TL;DR My current setup enables me to develop AirManager scripts on a remote machine using one AM license and without remote desktop
For whoever may be interested... If you scan the pictures on
https://fsarduino.com (specifically what my cellar looks like) it may be easier to visualize my setup.
I'm building a cockpit in my cellar, and I use AirManager as the primary software to integrate the hardware with FlightSimulator 2020. I have one license of AirManager.
My current setup is:
1) One main machine, which I typically use to run FlighSimulator (and work on as my daytime job, if I'm working from my cellar that is). It's a pretty high end machine and performant enough for FS2020 and my daytime development work
2) One supporting machine, which runs AirManager, Little Navmap, SimToolkit Pro and some other software. This machine has a touch screen as a main screen (which I use to deal with littlenavmap while flying) and a secondary screen, which shows my instruments. In front of my instrument screen there is a panel with some rotary encoders and buttons to configure the instruments via AirManager.
Since my supporting machine is not setup for keyboard usage really (it has a small shelve to hold the keyboard and mouse, but it's all not convenient to develop with that), I want to use my main machine for developing the AM-scripts. I can't use my main machine directly, because I only have one license (which is linked to the supporting machine), I can't use remote desktop (because AM won't load the instruments because of the graphics driver) and I can't use a demo version of AM on my main machine (because the demo version doesn't allow me to edit the scripts).
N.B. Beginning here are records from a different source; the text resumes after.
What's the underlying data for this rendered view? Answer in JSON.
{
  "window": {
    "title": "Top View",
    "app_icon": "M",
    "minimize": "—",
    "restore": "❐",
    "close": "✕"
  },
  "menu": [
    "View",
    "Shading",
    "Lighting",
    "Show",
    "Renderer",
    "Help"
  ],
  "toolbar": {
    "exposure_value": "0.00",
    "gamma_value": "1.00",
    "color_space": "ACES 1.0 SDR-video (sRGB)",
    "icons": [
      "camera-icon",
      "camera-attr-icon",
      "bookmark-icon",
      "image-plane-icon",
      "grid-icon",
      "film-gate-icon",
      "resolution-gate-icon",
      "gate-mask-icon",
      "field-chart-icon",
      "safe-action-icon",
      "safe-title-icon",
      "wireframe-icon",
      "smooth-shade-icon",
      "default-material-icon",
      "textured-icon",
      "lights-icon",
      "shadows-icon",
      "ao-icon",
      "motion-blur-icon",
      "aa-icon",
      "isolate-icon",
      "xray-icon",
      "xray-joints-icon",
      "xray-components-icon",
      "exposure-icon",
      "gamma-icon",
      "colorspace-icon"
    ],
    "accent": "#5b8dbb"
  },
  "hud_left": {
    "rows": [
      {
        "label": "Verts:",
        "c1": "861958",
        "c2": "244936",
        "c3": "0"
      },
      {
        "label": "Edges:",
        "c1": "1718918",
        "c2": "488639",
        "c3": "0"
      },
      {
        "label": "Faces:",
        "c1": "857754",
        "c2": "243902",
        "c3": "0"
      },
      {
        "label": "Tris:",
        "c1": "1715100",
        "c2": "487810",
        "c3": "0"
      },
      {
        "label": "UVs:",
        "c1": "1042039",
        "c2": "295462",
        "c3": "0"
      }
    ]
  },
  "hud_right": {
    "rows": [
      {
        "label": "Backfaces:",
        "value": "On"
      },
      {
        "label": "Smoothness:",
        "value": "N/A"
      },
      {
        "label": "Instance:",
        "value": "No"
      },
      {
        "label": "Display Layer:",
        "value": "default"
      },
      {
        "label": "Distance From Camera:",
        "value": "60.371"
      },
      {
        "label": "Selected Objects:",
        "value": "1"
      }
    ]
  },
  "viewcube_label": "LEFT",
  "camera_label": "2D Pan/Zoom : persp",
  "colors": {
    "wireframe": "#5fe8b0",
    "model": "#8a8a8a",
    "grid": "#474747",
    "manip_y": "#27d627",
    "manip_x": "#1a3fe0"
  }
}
I don't need any graphics for my instruments; I just want to work on the physical buttons and integration. AM won't do remote desktop for me so, what I ended up with is:
1) Setup VSCode on both machines
2) Install the Live Share extension on vscode
3) Start a Live Share session on the supporting machine
4) Connect to that on the main machine
5) Develop the scripts on the main machine (in the shared session)
6) Start the instruments for debugging using the touch screen
This works fine for me. I'd rather have a remote desktop session to the supporting machine, but this is second best. So, my feature request stands: "Can AM please support remote desktop, at least for script development", but until then, I'll use the above set up.
You never know, there might be someone else to look for something like this.